Hello guys I could use some advice on whether my approach that I employed in order to apply transfer learning on the resNet50 model is correct, after reading many articles and resources online, it is hard to say if the method I adopted is correct. I should mention that I am using 500 images/labels (with labels ranging from 0-25) to run my model. Let us first go over the first section of building the model, please find the code below:
X_train, X_test, y_train, y_test = train_test_split(files, labels, test_size=0.2)
X_train = np.array(X_train)
X_test = np.array(X_test)
y_train = np.array(y_train)
y_test = np.array(y_test)
input_t = (224, 224, 3)
resnet = ResNet50(input_shape=input_t, weights='imagenet', include_top=False)
for layer in resnet.layers:
layer.trainable = False
So I create my train/test groups and instantiate my resNet50 model.
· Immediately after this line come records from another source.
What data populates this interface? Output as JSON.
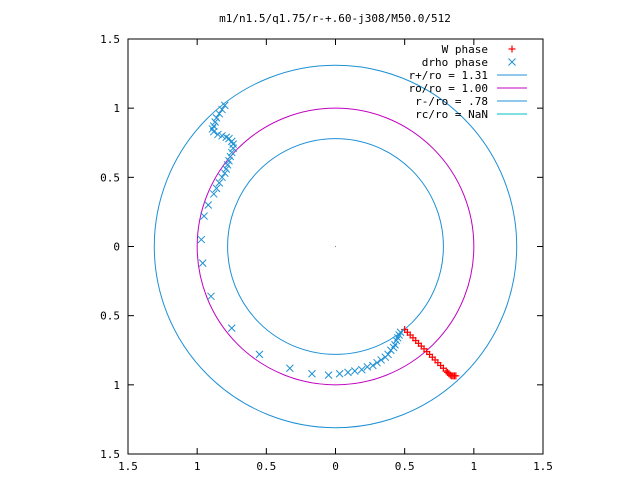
{
  "chart_data": {
    "type": "scatter",
    "title": "m1/n1.5/q1.75/r-+.60-j308/M50.0/512",
    "xlim": [
      -1.5,
      1.5
    ],
    "ylim": [
      -1.5,
      1.5
    ],
    "xticks": [
      -1.5,
      -1,
      -0.5,
      0,
      0.5,
      1,
      1.5
    ],
    "yticks": [
      -1.5,
      -1,
      -0.5,
      0,
      0.5,
      1,
      1.5
    ],
    "tick_labels": {
      "x": [
        "1.5",
        "1",
        "0.5",
        "0",
        "0.5",
        "1",
        "1.5"
      ],
      "y": [
        "1.5",
        "1",
        "0.5",
        "0",
        "0.5",
        "1",
        "1.5"
      ]
    },
    "legend_position": "top-right",
    "grid": false,
    "series": [
      {
        "name": "W phase",
        "kind": "points",
        "marker": "+",
        "color": "#ff0000",
        "points": [
          [
            0.5,
            -0.6
          ],
          [
            0.52,
            -0.62
          ],
          [
            0.54,
            -0.64
          ],
          [
            0.56,
            -0.66
          ],
          [
            0.58,
            -0.68
          ],
          [
            0.6,
            -0.7
          ],
          [
            0.62,
            -0.72
          ],
          [
            0.64,
            -0.74
          ],
          [
            0.66,
            -0.76
          ],
          [
            0.68,
            -0.78
          ],
          [
            0.7,
            -0.8
          ],
          [
            0.72,
            -0.82
          ],
          [
            0.74,
            -0.84
          ],
          [
            0.76,
            -0.86
          ],
          [
            0.78,
            -0.88
          ],
          [
            0.8,
            -0.9
          ],
          [
            0.81,
            -0.91
          ],
          [
            0.82,
            -0.92
          ],
          [
            0.83,
            -0.93
          ],
          [
            0.84,
            -0.935
          ],
          [
            0.85,
            -0.935
          ],
          [
            0.86,
            -0.935
          ],
          [
            0.87,
            -0.935
          ]
        ]
      },
      {
        "name": "drho phase",
        "kind": "points",
        "marker": "x",
        "color": "#1e90d4",
        "points": [
          [
            -0.97,
            0.05
          ],
          [
            -0.96,
            -0.12
          ],
          [
            -0.9,
            -0.36
          ],
          [
            -0.75,
            -0.59
          ],
          [
            -0.55,
            -0.78
          ],
          [
            -0.33,
            -0.88
          ],
          [
            -0.17,
            -0.92
          ],
          [
            -0.05,
            -0.93
          ],
          [
            0.03,
            -0.92
          ],
          [
            0.09,
            -0.91
          ],
          [
            0.14,
            -0.9
          ],
          [
            0.19,
            -0.89
          ],
          [
            0.23,
            -0.87
          ],
          [
            0.27,
            -0.86
          ],
          [
            0.3,
            -0.84
          ],
          [
            0.33,
            -0.82
          ],
          [
            0.36,
            -0.8
          ],
          [
            0.38,
            -0.78
          ],
          [
            0.4,
            -0.75
          ],
          [
            0.42,
            -0.73
          ],
          [
            0.43,
            -0.71
          ],
          [
            0.44,
            -0.68
          ],
          [
            0.45,
            -0.66
          ],
          [
            0.46,
            -0.64
          ],
          [
            0.47,
            -0.62
          ],
          [
            -0.95,
            0.22
          ],
          [
            -0.92,
            0.3
          ],
          [
            -0.88,
            0.38
          ],
          [
            -0.86,
            0.42
          ],
          [
            -0.84,
            0.46
          ],
          [
            -0.82,
            0.5
          ],
          [
            -0.8,
            0.53
          ],
          [
            -0.79,
            0.56
          ],
          [
            -0.78,
            0.59
          ],
          [
            -0.77,
            0.62
          ],
          [
            -0.76,
            0.65
          ],
          [
            -0.75,
            0.68
          ],
          [
            -0.74,
            0.71
          ],
          [
            -0.74,
            0.74
          ],
          [
            -0.75,
            0.76
          ],
          [
            -0.77,
            0.78
          ],
          [
            -0.79,
            0.79
          ],
          [
            -0.82,
            0.8
          ],
          [
            -0.85,
            0.81
          ],
          [
            -0.88,
            0.83
          ],
          [
            -0.89,
            0.85
          ],
          [
            -0.88,
            0.87
          ],
          [
            -0.87,
            0.9
          ],
          [
            -0.86,
            0.93
          ],
          [
            -0.84,
            0.96
          ],
          [
            -0.82,
            0.99
          ],
          [
            -0.8,
            1.02
          ]
        ]
      },
      {
        "name": "r+/ro = 1.31",
        "kind": "circle",
        "radius": 1.31,
        "color": "#1e90d4"
      },
      {
        "name": "ro/ro = 1.00",
        "kind": "circle",
        "radius": 1.0,
        "color": "#c000c0"
      },
      {
        "name": "r-/ro = .78",
        "kind": "circle",
        "radius": 0.78,
        "color": "#1e90d4"
      },
      {
        "name": "rc/ro = NaN",
        "kind": "circle",
        "radius": null,
        "color": "#00c0c0"
      }
    ]
  }
}
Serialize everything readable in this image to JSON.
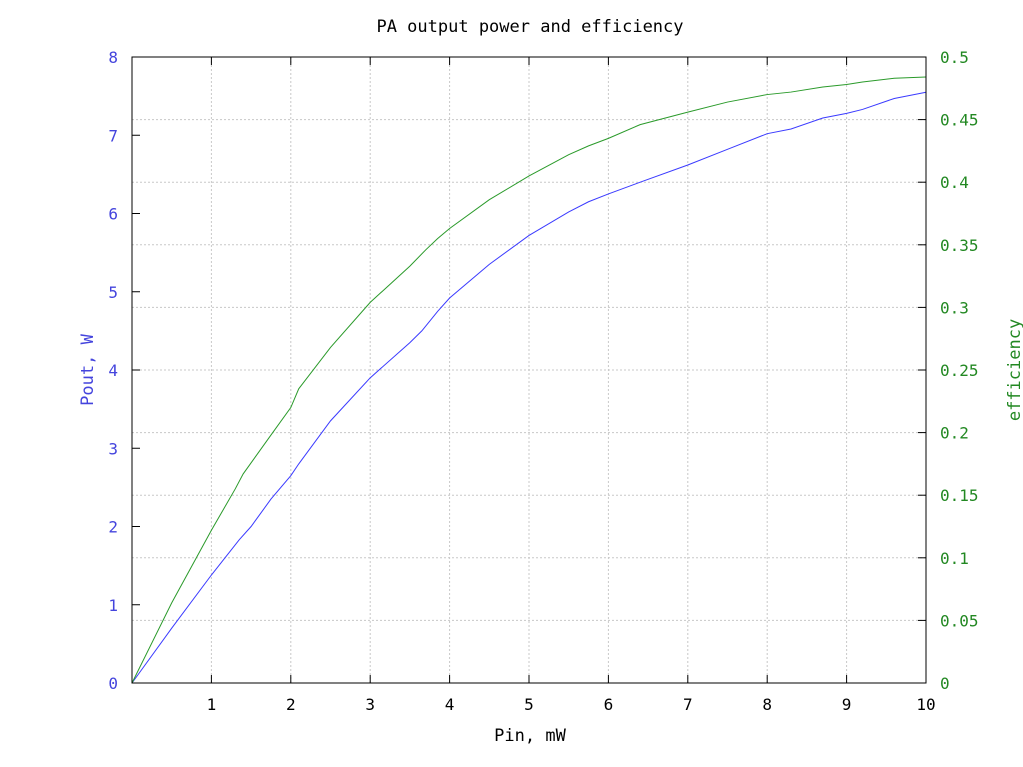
{
  "chart_data": {
    "type": "line",
    "title": "PA output power and efficiency",
    "xlabel": "Pin, mW",
    "ylabel_left": "Pout, W",
    "ylabel_right": "efficiency",
    "xlim": [
      0,
      10
    ],
    "ylim_left": [
      0,
      8
    ],
    "ylim_right": [
      0,
      0.5
    ],
    "x_ticks": [
      1,
      2,
      3,
      4,
      5,
      6,
      7,
      8,
      9,
      10
    ],
    "y_ticks_left": [
      0,
      1,
      2,
      3,
      4,
      5,
      6,
      7,
      8
    ],
    "y_ticks_right": [
      0,
      0.05,
      0.1,
      0.15,
      0.2,
      0.25,
      0.3,
      0.35,
      0.4,
      0.45,
      0.5
    ],
    "grid": true,
    "colors": {
      "left_axis": "#4444dd",
      "right_axis": "#228822",
      "pout": "#3a3aff",
      "efficiency": "#2a9a2a"
    },
    "series": [
      {
        "axis": "left",
        "x": [
          0,
          0.5,
          1.0,
          1.35,
          1.5,
          1.75,
          2.0,
          2.1,
          2.5,
          3.0,
          3.5,
          3.65,
          3.85,
          4.0,
          4.5,
          5.0,
          5.5,
          5.75,
          6.0,
          6.4,
          7.0,
          7.5,
          8.0,
          8.3,
          8.7,
          9.0,
          9.2,
          9.6,
          10.0
        ],
        "y": [
          0,
          0.7,
          1.38,
          1.83,
          2.0,
          2.35,
          2.65,
          2.8,
          3.35,
          3.9,
          4.35,
          4.5,
          4.75,
          4.92,
          5.35,
          5.72,
          6.02,
          6.15,
          6.25,
          6.4,
          6.62,
          6.82,
          7.02,
          7.08,
          7.22,
          7.28,
          7.33,
          7.47,
          7.55
        ]
      },
      {
        "axis": "right",
        "x": [
          0,
          0.5,
          1.0,
          1.3,
          1.4,
          1.75,
          2.0,
          2.1,
          2.5,
          3.0,
          3.5,
          3.7,
          3.85,
          4.0,
          4.5,
          5.0,
          5.5,
          5.75,
          6.0,
          6.4,
          7.0,
          7.5,
          8.0,
          8.3,
          8.7,
          9.0,
          9.2,
          9.6,
          10.0
        ],
        "y": [
          0,
          0.064,
          0.122,
          0.155,
          0.167,
          0.198,
          0.22,
          0.235,
          0.268,
          0.304,
          0.333,
          0.346,
          0.355,
          0.363,
          0.386,
          0.405,
          0.422,
          0.429,
          0.435,
          0.446,
          0.456,
          0.464,
          0.47,
          0.472,
          0.476,
          0.478,
          0.48,
          0.483,
          0.484
        ]
      }
    ]
  }
}
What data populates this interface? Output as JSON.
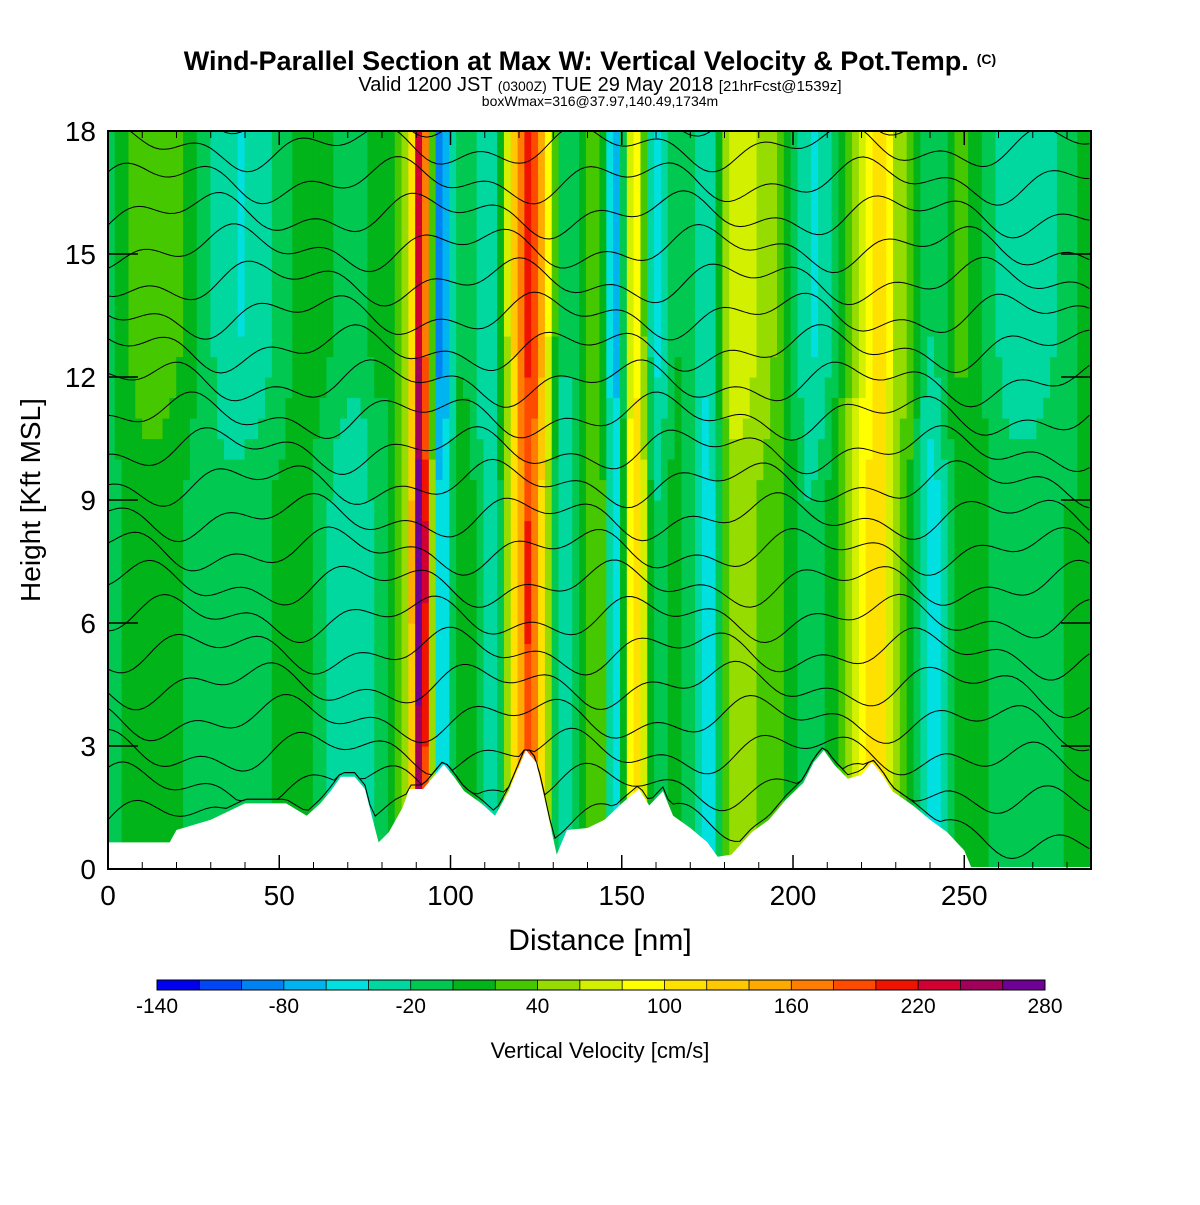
{
  "chart_data": {
    "type": "heatmap",
    "title": "Wind-Parallel Section at Max W: Vertical Velocity & Pot.Temp.",
    "title_mark": "(C)",
    "subtitle": {
      "main": "Valid 1200 JST",
      "utc": "(0300Z)",
      "date": "TUE 29 May 2018",
      "fcst": "[21hrFcst@1539z]"
    },
    "box_info": "boxWmax=316@37.97,140.49,1734m",
    "xlabel": "Distance [nm]",
    "ylabel": "Height [Kft MSL]",
    "xlim": [
      0,
      287
    ],
    "ylim": [
      0,
      18
    ],
    "xticks": [
      "0",
      "50",
      "100",
      "150",
      "200",
      "250"
    ],
    "xtick_values": [
      0,
      50,
      100,
      150,
      200,
      250
    ],
    "yticks": [
      "0",
      "3",
      "6",
      "9",
      "12",
      "15",
      "18"
    ],
    "ytick_values": [
      0,
      3,
      6,
      9,
      12,
      15,
      18
    ],
    "colorbar": {
      "label": "Vertical Velocity [cm/s]",
      "min": -140,
      "max": 300,
      "step": 20,
      "tick_labels": [
        "-140",
        "-80",
        "-20",
        "40",
        "100",
        "160",
        "220",
        "280"
      ],
      "tick_values": [
        -140,
        -80,
        -20,
        40,
        100,
        160,
        220,
        280
      ],
      "colors": [
        "#0000f0",
        "#0046f5",
        "#0082f5",
        "#00b4f0",
        "#00e0e0",
        "#00d8a0",
        "#00c850",
        "#00b419",
        "#46c800",
        "#96dc00",
        "#d2f000",
        "#ffff00",
        "#ffe100",
        "#ffc800",
        "#ffaa00",
        "#ff7d00",
        "#ff4b00",
        "#f01400",
        "#d20032",
        "#a0005a",
        "#6e0096"
      ]
    },
    "columns": [
      {
        "x": 0,
        "w": -5
      },
      {
        "x": 12,
        "w": 10
      },
      {
        "x": 35,
        "w": -15
      },
      {
        "x": 55,
        "w": 8
      },
      {
        "x": 72,
        "w": -40
      },
      {
        "x": 80,
        "w": -10
      },
      {
        "x": 87,
        "w": 50
      },
      {
        "x": 91,
        "w": 260,
        "peak": 7.5,
        "core": 290
      },
      {
        "x": 97,
        "w": -60
      },
      {
        "x": 103,
        "w": 20
      },
      {
        "x": 112,
        "w": -30
      },
      {
        "x": 123,
        "w": 180,
        "peak": 7,
        "core": 210
      },
      {
        "x": 133,
        "w": -40
      },
      {
        "x": 143,
        "w": 40
      },
      {
        "x": 148,
        "w": -50
      },
      {
        "x": 154,
        "w": 120
      },
      {
        "x": 160,
        "w": -20
      },
      {
        "x": 166,
        "w": 10
      },
      {
        "x": 175,
        "w": -50
      },
      {
        "x": 183,
        "w": 50
      },
      {
        "x": 195,
        "w": 30
      },
      {
        "x": 205,
        "w": -20
      },
      {
        "x": 225,
        "w": 110
      },
      {
        "x": 232,
        "w": 30
      },
      {
        "x": 240,
        "w": -50
      },
      {
        "x": 250,
        "w": 10
      },
      {
        "x": 265,
        "w": -10
      },
      {
        "x": 280,
        "w": 0
      }
    ],
    "terrain": [
      {
        "x": 0,
        "h": 0.65
      },
      {
        "x": 18,
        "h": 0.65
      },
      {
        "x": 20,
        "h": 0.95
      },
      {
        "x": 30,
        "h": 1.2
      },
      {
        "x": 40,
        "h": 1.6
      },
      {
        "x": 52,
        "h": 1.6
      },
      {
        "x": 58,
        "h": 1.3
      },
      {
        "x": 62,
        "h": 1.6
      },
      {
        "x": 65,
        "h": 1.9
      },
      {
        "x": 68,
        "h": 2.25
      },
      {
        "x": 72,
        "h": 2.25
      },
      {
        "x": 75,
        "h": 1.95
      },
      {
        "x": 77,
        "h": 1.3
      },
      {
        "x": 79,
        "h": 0.65
      },
      {
        "x": 82,
        "h": 0.9
      },
      {
        "x": 86,
        "h": 1.5
      },
      {
        "x": 88,
        "h": 1.95
      },
      {
        "x": 92,
        "h": 1.95
      },
      {
        "x": 95,
        "h": 2.25
      },
      {
        "x": 98,
        "h": 2.55
      },
      {
        "x": 101,
        "h": 2.25
      },
      {
        "x": 104,
        "h": 1.9
      },
      {
        "x": 109,
        "h": 1.6
      },
      {
        "x": 113,
        "h": 1.3
      },
      {
        "x": 117,
        "h": 1.9
      },
      {
        "x": 120,
        "h": 2.5
      },
      {
        "x": 122,
        "h": 2.9
      },
      {
        "x": 125,
        "h": 2.6
      },
      {
        "x": 128,
        "h": 1.5
      },
      {
        "x": 131,
        "h": 0.35
      },
      {
        "x": 134,
        "h": 0.95
      },
      {
        "x": 140,
        "h": 1.0
      },
      {
        "x": 145,
        "h": 1.2
      },
      {
        "x": 150,
        "h": 1.6
      },
      {
        "x": 155,
        "h": 1.95
      },
      {
        "x": 158,
        "h": 1.55
      },
      {
        "x": 162,
        "h": 1.9
      },
      {
        "x": 165,
        "h": 1.3
      },
      {
        "x": 170,
        "h": 1.0
      },
      {
        "x": 175,
        "h": 0.65
      },
      {
        "x": 178,
        "h": 0.3
      },
      {
        "x": 182,
        "h": 0.35
      },
      {
        "x": 188,
        "h": 0.9
      },
      {
        "x": 193,
        "h": 1.2
      },
      {
        "x": 198,
        "h": 1.7
      },
      {
        "x": 203,
        "h": 2.1
      },
      {
        "x": 206,
        "h": 2.6
      },
      {
        "x": 209,
        "h": 2.9
      },
      {
        "x": 212,
        "h": 2.55
      },
      {
        "x": 216,
        "h": 2.2
      },
      {
        "x": 220,
        "h": 2.3
      },
      {
        "x": 223,
        "h": 2.6
      },
      {
        "x": 226,
        "h": 2.3
      },
      {
        "x": 229,
        "h": 1.9
      },
      {
        "x": 235,
        "h": 1.55
      },
      {
        "x": 240,
        "h": 1.2
      },
      {
        "x": 245,
        "h": 0.9
      },
      {
        "x": 250,
        "h": 0.45
      },
      {
        "x": 252,
        "h": 0.05
      },
      {
        "x": 287,
        "h": 0.05
      }
    ]
  }
}
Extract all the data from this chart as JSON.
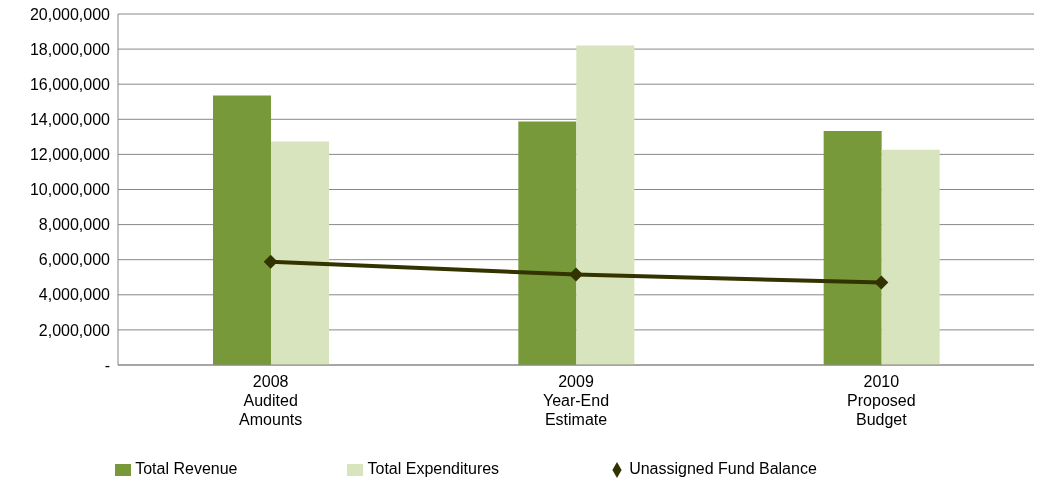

Then I freeze the layers of my model such that they do not have to be trained, however it is unclear to me whether I should freeze all the layers or only a partial amount.
Let us now move on to the next section, please find the code below:
model = tensorflow.keras.models.Sequential()
model.add(tensorflow.keras.layers.Lambda(lambda image: tensorflow.image.resize(image, to_res)))
model.add(resnet)
model.add(tensorflow.keras.layers.Flatten())
model.add(tensorflow.keras.layers.BatchNormalization())
model.add(tensorflow.keras.layers.Dense(256, activation='relu'))
model.add(tensorflow.keras.layers.Dropout(0.5))
model.add(tensorflow.keras.layers.BatchNormalization())
model.add(tensorflow.keras.layers.Dense(128, activation='relu'))
model.add(tensorflow.keras.layers.Dropout(0.5))
model.add(tensorflow.keras.layers.BatchNormalization())
model.add(tensorflow.keras.layers.Dense(64, activation='relu'))
model.add(tensorflow.keras.layers.Dropout(0.5))
model.add(tensorflow.keras.layers.BatchNormalization())
model.add(tensorflow.keras.layers.Dense(26, activation='softmax'))
model.compile(loss='sparse_categorical_crossentropy', optimizer='adam', metrics=['accuracy'])
model.fit(X_train, y_train, batch_size=32, epochs=5, verbose=1, validation_data=(X_test, y_test))
In this section, I essentially add additional layers to the resNet50 model in order to train them on my data. At the end I use a softmax
activation function since my labels range from 0-25, and then finish off by fitting the model on my data.
Please let me know if there are things you agree/disagree with, or any kind of tips/recommendations are also welcomed. Thanks for reading.